On 12/13/2010 11:32 PM, MICHAEL MCGRADY wrote:
Patricia
http://www.cse.lehigh.edu/~spear/
http://www.cs.rochester.edu/u/vmarathe/
http://www.cs.rice.edu/~wns1/
http://www.cs.rochester.edu/u/scott/papers/2003_FTDCS_IW.pdf
A few other sources that are not so antiquated, which is not a negative. I
have asked Prof Scott to share his latest research.
Good. I'll read those. Also, I'm trying looking for research on the
trade-off between blocking and non-blocking.
At the high level, the way I see it is that blocking has the
disadvantage that preemption of a thread while it holds the lock may
delay the rest of the threads until the first thread gets back on a
processor and finishes the critical region. The advantage is that
processors that are waiting do not use the processor-memory interconnect
and do not get in the way.
I've seen logic analyzer traces of 64 processors all trying to increment
the same atomic counter by one.

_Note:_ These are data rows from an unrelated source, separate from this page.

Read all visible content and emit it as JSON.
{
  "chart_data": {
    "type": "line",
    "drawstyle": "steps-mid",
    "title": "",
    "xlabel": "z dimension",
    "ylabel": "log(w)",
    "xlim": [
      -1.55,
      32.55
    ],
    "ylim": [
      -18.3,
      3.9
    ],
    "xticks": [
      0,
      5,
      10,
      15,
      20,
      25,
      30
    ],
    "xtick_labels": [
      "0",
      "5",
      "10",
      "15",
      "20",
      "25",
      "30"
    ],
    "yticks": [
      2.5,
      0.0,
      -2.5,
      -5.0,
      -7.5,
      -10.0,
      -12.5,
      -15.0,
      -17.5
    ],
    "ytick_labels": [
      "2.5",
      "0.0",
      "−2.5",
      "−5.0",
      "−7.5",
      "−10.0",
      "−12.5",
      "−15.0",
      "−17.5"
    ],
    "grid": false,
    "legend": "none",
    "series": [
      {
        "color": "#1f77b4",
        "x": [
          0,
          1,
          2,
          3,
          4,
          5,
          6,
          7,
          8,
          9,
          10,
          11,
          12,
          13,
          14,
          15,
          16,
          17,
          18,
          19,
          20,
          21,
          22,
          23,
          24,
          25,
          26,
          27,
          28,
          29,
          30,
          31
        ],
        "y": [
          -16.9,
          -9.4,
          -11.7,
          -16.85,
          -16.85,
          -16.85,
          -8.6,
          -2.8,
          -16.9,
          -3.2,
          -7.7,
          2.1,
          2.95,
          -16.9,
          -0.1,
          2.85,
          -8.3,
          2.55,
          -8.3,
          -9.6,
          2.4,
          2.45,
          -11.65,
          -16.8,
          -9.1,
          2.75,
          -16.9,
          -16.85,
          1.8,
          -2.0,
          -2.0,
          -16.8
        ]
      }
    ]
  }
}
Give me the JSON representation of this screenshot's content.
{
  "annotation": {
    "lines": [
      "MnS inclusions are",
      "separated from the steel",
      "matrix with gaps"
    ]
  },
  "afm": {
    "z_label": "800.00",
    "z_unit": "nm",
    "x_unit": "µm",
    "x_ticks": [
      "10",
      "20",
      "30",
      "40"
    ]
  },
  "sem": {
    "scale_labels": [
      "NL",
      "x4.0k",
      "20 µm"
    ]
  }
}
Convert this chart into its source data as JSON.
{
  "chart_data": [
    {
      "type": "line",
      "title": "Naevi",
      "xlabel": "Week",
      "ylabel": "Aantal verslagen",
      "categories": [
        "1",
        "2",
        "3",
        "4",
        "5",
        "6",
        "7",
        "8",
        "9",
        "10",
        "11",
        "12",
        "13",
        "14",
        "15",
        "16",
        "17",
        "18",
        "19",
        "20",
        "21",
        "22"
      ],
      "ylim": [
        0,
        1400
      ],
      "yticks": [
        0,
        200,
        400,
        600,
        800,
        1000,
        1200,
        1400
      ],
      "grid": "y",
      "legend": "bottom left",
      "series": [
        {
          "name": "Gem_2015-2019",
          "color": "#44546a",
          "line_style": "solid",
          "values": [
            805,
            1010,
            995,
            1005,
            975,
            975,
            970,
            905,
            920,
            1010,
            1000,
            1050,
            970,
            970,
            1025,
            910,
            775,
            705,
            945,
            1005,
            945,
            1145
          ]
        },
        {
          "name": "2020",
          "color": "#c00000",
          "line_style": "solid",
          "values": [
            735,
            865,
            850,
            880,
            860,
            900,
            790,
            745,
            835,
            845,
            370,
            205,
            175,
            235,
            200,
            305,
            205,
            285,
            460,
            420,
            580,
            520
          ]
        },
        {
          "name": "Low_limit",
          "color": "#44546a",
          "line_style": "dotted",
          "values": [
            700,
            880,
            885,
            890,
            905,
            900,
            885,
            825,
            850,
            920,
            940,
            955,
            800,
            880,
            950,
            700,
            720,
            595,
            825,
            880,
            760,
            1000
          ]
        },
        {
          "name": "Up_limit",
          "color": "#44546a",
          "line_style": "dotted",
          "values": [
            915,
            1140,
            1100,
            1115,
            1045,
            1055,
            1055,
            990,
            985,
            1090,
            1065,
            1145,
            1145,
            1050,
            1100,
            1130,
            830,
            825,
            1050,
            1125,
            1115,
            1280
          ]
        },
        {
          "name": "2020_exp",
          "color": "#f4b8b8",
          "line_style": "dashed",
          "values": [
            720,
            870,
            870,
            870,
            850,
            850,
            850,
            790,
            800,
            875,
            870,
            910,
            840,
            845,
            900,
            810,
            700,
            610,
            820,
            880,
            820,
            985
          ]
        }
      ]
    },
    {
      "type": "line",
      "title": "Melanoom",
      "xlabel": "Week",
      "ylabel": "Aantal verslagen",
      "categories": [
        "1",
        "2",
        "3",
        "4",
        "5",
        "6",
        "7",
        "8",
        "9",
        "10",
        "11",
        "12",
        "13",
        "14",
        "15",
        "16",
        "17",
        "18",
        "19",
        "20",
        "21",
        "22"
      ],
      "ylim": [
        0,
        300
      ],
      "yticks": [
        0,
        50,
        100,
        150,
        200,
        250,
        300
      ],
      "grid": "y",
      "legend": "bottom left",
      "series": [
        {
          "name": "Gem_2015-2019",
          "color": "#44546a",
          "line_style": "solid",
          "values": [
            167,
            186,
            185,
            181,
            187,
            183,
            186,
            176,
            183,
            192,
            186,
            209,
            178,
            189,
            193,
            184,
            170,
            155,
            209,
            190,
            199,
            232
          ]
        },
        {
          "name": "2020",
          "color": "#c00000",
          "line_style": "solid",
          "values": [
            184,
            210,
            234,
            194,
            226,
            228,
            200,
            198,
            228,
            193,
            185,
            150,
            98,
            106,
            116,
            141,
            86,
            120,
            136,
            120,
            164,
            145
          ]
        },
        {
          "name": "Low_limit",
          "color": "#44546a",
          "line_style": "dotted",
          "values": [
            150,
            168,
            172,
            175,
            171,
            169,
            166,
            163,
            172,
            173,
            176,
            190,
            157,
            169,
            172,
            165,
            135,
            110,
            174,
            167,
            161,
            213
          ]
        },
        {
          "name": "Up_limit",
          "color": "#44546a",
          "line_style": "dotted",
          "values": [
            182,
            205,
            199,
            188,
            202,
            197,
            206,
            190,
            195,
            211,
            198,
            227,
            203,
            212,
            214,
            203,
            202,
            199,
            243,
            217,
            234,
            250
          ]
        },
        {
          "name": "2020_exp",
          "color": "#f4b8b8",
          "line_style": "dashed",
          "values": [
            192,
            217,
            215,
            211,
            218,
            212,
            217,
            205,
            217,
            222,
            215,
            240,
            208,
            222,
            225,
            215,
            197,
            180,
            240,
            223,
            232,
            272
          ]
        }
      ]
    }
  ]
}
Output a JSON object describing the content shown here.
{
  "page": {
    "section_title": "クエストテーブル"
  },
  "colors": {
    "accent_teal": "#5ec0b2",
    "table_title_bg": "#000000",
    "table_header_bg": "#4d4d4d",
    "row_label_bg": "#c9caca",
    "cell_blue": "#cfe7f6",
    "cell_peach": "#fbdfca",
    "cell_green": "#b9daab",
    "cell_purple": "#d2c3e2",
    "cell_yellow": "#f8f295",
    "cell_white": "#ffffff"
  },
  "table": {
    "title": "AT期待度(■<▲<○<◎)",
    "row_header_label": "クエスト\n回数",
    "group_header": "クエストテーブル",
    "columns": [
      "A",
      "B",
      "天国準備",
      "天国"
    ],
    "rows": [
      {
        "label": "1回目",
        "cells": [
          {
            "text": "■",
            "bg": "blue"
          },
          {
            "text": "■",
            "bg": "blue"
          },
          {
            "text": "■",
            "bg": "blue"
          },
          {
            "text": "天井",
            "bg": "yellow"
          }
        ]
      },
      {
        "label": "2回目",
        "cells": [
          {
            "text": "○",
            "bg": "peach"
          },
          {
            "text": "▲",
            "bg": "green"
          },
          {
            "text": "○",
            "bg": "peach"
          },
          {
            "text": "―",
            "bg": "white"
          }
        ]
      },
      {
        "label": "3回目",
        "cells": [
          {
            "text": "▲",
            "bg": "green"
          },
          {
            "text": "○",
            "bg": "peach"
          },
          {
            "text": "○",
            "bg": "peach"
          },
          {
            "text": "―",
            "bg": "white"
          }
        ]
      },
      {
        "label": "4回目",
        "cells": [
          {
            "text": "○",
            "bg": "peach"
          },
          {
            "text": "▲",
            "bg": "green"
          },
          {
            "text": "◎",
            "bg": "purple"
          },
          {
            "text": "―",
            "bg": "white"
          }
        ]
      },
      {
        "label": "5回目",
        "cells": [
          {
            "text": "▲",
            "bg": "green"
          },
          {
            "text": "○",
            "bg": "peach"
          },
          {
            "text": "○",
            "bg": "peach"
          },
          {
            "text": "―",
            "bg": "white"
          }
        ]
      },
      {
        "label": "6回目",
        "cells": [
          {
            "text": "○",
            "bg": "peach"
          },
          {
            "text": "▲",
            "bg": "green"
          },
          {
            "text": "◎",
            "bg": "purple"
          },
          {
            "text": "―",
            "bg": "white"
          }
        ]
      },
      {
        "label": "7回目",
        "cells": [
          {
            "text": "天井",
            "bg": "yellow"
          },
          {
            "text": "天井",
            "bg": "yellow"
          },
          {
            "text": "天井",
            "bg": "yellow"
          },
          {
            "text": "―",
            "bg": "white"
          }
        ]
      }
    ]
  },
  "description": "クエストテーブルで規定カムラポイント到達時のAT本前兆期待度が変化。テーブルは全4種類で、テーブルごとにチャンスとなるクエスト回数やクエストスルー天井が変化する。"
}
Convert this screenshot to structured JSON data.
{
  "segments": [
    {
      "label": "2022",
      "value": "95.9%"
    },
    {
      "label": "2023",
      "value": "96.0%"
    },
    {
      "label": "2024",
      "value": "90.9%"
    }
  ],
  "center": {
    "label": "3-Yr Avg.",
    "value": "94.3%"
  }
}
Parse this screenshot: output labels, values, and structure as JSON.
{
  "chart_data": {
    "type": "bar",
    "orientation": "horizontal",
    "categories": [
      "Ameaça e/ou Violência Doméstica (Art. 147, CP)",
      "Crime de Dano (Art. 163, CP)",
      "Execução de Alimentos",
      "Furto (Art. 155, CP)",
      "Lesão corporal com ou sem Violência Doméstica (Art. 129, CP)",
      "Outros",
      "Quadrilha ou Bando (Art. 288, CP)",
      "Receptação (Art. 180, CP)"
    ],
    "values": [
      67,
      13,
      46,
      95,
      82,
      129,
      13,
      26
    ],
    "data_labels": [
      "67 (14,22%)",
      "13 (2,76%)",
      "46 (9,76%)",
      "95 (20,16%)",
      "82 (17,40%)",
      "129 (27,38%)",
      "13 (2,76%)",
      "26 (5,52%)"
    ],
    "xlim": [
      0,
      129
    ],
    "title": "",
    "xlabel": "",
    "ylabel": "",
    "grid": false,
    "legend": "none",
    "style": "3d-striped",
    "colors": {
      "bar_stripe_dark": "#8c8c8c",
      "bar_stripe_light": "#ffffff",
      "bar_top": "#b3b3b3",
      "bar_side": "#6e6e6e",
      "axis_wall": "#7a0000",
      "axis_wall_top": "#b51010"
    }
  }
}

The counter was implemented using
compare-and-swap. It looked something like this:
64 processors all look at the counter, and see it is zero.
64 processors all try to compare-and-swap change it to one.
1 processor succeeds, and goes on to do something else. The other 63 all
see the counter has changed, and try again.
63 processors all look at the counter, and see it is one.
...
The reality was not quite that tidy - some processors might not get to
see the new value of the counter until it has been incremented a couple
of times - but the point is that contention costs either way.
In something like outrigger, part of the solution may be to work on
having the optimal number of threads, so that the processors are kept
busy as long as there is work to do, but the threads are not tripping
over each other.
Patricia